Edit or override alphaswarm_platform/terraform/environments/rpi/terraform.tfvars:

rpi_kubeconfig_path = "~/.kube/config"
rpi_kube_context = "rpi"
rpi_namespace = "alphaswarm"
rpi_image_registry = "docker.io/<org>"
app_version = "<immutable-tag>"
rpi_ingress_host = "alphaswarm.example.com"
auth0_domain = "example.us.auth0.com"
auth0_audience = "https://alphaswarm/api"
auth0_client_id = "<spa-client-id>"

Deploy

Use the AlphaSwarm control plane or Terraform directly:

terraform -chdir=alphaswarm_platform/terraform/environments/rpi init
terraform -chdir=alphaswarm_platform/terraform/environments/rpi plan
terraform -chdir=alphaswarm_platform/terraform/environments/rpi apply

The backend control-plane routes dispatch the same stack through alphaswarm.tasks.terraform_tasks.run_rpi_stack, preserving terraform_runs ledger rows and progress streams.

Cold-start order

For first-time bootstrap on a new machine, run in this order so each dependency exists before the next one:

  1. Build and push immutable AlphaSwarm images (alphaswarm-cli deploy publish-rpi ...).
  2. Set image tags and Auth0 values in alphaswarm_platform/terraform/environments/rpi/terraform.tfvars.
  3. Run Terraform from CLI (init, plan, apply) until the core stack is healthy.
  4. Start/verify API + Celery + Redis + Postgres.
  5. Use /control-plane/kubernetes/targets/rpi/* for ongoing operations.

Why this order matters:

  • Terraform subprocess execution itself only needs Terraform + kubeconfig.
  • Control-plane-triggered runs additionally need Celery broker/worker.
  • Run history and richer status views depend on Postgres/Redis availability.
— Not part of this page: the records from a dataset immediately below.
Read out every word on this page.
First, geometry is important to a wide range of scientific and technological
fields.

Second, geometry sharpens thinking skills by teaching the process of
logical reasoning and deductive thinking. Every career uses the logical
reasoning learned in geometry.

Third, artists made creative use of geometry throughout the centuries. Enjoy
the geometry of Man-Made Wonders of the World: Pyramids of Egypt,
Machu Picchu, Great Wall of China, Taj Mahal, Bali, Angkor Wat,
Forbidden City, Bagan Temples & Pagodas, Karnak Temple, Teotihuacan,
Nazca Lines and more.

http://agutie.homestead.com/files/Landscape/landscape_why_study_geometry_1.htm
Provider download resilience (flaky network / IPv6 issues)

When terraform init intermittently fails to download providers, use a Terraform CLI config file with provider_installation mirrors and point the runtime at it with ALPHASWARM_TERRAFORM_CLI_CONFIG_FILE.

Example terraform.tfrc:

provider_installation {
filesystem_mirror {
path = "C:/terraform/provider-mirror"
include = ["hashicorp/*", "kreuzwerker/*", "auth0/*"]
}
direct {
exclude = ["hashicorp/*", "kreuzwerker/*", "auth0/*"]
}
}

Then set:

export ALPHASWARM_TERRAFORM_CLI_CONFIG_FILE=/absolute/path/to/terraform.tfrc

The runtime also retries transient terraform init network/provider failures with bounded exponential backoff. Tune with:

  • ALPHASWARM_TERRAFORM_INIT_RETRY_ATTEMPTS
  • ALPHASWARM_TERRAFORM_INIT_RETRY_BACKOFF_SECONDS
  • ALPHASWARM_TERRAFORM_INIT_RETRY_MAX_BACKOFF_SECONDS

Rollback

Re-apply the previous immutable image tag or run:

terraform -chdir=alphaswarm_platform/terraform/environments/rpi destroy

Long-running Terraform jobs remain halt-able through /terraform/halt and the global frontend kill switch.